12. Tuition and fees (line 21): The 2020 tax year filing is the last on which you can claim this above-the-line education expenses deduction. It was eliminated as part of the coronavirus relief/federal spending/tax law enacted on Dec. 27, 2020.
For this final 2020 year, the deduction is worth up to $4,000 for single filers with modified adjusted gross income (MAGI) of $65,000 or less ($130,000 or less for married jointly filing taxpayers) or up to $2,000 for single filers with MAGI of $65,001 to $80,000 (between $130,001 and $160,000 for married joint filers).
Effective in 2021, the tuition and fees deduction is no more. However, the loss of this tax break should be offset by the expanded income limits for the Lifetime Learning Credit, which covers many of the same educational costs.
But wait, there’s more: OK, we’re done with Schedule 1 deductions, right? Wrong.
Line 22 of Schedule 1 says “Add lines 10 through 21.” What it doesn’t say is that you also should check the form’s instructions one more time … or keep reading here.
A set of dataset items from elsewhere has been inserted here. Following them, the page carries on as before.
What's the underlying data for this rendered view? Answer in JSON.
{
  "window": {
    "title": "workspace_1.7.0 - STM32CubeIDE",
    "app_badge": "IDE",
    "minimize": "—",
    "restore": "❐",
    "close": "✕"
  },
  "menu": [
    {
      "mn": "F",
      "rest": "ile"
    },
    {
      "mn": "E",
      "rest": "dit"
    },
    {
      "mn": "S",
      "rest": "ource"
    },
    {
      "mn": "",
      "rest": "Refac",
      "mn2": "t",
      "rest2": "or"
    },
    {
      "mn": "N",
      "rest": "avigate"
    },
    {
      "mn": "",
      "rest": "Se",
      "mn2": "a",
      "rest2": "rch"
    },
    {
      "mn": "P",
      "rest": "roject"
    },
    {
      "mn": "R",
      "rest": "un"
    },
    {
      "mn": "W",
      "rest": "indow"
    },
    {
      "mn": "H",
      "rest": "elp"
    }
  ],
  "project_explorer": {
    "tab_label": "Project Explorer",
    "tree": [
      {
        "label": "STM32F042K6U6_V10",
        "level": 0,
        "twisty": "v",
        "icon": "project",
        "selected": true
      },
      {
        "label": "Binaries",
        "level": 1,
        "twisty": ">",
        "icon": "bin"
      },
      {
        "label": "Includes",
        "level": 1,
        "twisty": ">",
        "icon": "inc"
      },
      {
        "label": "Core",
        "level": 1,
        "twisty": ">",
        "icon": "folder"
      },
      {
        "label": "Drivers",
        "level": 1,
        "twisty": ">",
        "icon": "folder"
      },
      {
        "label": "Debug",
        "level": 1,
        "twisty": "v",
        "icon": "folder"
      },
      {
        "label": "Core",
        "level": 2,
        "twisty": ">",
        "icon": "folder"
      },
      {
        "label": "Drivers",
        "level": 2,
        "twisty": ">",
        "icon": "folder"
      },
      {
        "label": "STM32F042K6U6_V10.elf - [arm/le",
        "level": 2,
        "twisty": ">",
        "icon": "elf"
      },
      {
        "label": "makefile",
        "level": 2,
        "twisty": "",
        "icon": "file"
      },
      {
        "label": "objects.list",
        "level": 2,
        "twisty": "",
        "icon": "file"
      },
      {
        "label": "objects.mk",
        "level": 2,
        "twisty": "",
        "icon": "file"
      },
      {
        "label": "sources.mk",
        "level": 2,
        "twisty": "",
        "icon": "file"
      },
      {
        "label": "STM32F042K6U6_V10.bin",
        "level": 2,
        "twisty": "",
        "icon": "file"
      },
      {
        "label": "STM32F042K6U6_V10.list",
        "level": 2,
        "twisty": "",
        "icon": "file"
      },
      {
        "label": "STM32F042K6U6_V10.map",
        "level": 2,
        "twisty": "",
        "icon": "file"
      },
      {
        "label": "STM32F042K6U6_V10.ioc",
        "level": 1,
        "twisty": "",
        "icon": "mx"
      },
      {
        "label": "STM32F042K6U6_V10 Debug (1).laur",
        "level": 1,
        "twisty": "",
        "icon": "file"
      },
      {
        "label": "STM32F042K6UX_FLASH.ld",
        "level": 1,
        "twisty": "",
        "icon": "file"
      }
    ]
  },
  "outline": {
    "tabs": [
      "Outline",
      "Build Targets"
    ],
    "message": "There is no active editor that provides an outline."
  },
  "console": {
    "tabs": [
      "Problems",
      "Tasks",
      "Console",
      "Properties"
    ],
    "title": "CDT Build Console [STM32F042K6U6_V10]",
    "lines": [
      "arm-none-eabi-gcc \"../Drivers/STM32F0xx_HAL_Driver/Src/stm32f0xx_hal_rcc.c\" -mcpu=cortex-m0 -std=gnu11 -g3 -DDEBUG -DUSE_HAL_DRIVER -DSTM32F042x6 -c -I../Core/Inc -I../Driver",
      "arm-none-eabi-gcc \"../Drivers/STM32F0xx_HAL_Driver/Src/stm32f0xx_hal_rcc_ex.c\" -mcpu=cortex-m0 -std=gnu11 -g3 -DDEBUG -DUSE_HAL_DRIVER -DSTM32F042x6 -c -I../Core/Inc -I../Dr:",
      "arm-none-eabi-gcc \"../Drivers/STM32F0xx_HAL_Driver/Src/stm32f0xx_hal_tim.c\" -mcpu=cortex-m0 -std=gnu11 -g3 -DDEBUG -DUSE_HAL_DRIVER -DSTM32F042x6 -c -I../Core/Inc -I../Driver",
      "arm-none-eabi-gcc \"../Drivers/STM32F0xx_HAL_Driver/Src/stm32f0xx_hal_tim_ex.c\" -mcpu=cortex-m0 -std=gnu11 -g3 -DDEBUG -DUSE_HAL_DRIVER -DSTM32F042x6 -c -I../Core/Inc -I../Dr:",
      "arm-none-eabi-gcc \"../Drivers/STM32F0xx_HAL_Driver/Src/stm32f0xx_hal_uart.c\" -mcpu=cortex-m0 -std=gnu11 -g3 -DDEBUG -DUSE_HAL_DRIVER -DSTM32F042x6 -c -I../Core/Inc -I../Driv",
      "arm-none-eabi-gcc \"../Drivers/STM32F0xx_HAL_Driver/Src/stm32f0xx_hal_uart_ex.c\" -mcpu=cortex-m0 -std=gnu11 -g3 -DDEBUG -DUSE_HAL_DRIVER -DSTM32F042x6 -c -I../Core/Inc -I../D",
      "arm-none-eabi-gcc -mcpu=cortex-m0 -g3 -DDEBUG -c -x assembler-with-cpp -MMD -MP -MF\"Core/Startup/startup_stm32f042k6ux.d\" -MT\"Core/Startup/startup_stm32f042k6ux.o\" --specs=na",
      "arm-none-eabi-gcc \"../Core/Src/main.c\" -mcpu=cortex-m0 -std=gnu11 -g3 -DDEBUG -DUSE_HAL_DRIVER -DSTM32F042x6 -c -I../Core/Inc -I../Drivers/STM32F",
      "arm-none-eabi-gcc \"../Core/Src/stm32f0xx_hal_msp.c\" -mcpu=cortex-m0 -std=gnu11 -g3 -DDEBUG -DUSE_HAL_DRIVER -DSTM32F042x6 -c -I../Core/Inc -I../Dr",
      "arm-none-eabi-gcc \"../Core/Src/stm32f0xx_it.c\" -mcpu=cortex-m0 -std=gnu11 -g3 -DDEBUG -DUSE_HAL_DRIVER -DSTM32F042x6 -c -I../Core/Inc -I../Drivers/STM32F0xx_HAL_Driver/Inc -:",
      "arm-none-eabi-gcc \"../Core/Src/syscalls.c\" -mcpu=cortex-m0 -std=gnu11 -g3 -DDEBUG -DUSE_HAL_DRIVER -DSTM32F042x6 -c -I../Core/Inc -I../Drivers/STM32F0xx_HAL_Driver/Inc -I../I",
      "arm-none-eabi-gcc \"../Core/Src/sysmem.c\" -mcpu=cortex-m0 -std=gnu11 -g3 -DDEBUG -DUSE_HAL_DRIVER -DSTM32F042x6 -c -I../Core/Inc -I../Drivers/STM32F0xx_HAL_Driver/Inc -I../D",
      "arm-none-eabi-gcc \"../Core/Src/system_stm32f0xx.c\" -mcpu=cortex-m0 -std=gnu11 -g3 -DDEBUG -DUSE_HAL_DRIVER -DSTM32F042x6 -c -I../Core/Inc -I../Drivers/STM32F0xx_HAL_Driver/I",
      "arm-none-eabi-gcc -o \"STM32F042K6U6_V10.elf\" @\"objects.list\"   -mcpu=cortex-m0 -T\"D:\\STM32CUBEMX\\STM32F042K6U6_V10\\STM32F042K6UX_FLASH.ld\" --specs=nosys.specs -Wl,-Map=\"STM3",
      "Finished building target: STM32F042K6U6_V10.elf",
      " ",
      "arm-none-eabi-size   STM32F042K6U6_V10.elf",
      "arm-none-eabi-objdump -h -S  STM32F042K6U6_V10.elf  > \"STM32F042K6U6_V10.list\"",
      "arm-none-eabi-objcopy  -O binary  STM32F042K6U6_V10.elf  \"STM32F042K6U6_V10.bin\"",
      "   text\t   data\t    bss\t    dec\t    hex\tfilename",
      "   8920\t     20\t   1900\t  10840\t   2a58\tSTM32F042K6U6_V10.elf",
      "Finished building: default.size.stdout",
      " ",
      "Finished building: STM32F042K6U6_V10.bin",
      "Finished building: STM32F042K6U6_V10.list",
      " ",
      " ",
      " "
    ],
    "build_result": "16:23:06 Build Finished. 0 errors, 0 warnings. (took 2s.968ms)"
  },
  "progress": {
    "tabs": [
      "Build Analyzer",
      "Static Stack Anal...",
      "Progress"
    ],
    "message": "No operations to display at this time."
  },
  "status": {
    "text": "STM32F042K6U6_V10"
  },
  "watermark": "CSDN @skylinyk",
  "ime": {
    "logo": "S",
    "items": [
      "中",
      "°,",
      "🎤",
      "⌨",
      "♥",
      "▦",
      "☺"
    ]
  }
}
Those instructions on the bottom of page 94 and top of page 95 list 11 more above-the-line deduction options that can be claimed here. That’s why this post, which careful readers thought had a headline typo of 23 instead of 12 deductions, touts the larger number.
The additional income adjustments are:
- Archer MSA deduction (see Form 8853). Identify as “MSA” on line 22.
- Jury duty pay if you gave the pay to your employer because your employer paid your salary while you served on the jury. Identify as “Jury Pay.”
- Deductible expenses related to income reported on line 8 from the rental of personal property engaged in for profit. Identify as “PPR.”
- Nontaxable amount of the value of Olympic and Paralympic medals and USOC prize money reported on line 8. Identify as “USOC.”
- Reforestation amortization and expenses (see IRS Publication 535). Identify as “RFST.”
- Repayment of supplemental unemployment benefits under the Trade Act of 1974 (see IRS Publication 525). Identify as “Sub-Pay TRA.”
- Contributions to section 501(c)(18)(D) pension plans (see IRS Publication 525). Identify as “501(c)(18)(D).”
- Contributions by certain chaplains to section 403(b) plans (see IRS Publication 517). Identify as “403(b).”
- Attorney fees and court costs for actions involving certain unlawful discrimination claims, but only to the extent of gross income from such actions (see IRS Publication 525). Identify as “UDC.”
- Attorney fees and court costs paid in connection with an award from the IRS for information you provided that helped the IRS detect tax law violations, up to the amount of the award includible in your gross income. Identify as “WBF.”
- Excess deductions of section 67(e) expenses from Schedule K-1 (Form 1041), box 11, code A. See the Instructions for Schedule K-1 (Form 1041). Identify as “ED67(e).”
Yes, most of these additional 11 costs that you can claim are arcane and probably won’t apply to you. But these potential write-offs can add to your Schedule 1 adjustments/deductions total. You should give them at least a cursory look.
If you are one of the few filers who can claim them, take tax advantage when you file this year, even if they do require you do a bit more tax calculating and force you to fill out another form or two.
Deductions for all: Finally, if you’re thinking you can’t claim any of these above-the-line deductions/adjustments because you itemize, think again.
The beauty of these tax breaks is that they are available to any taxpayer who qualifies, regardless of whether you take the standard deduction or itemize.
And because they help determine your AGI, they could produce added benefits. A smaller AGI might qualify you for some additional income-determined tax breaks or, even better, tax credits that reduce your final tax bill dollar for dollar.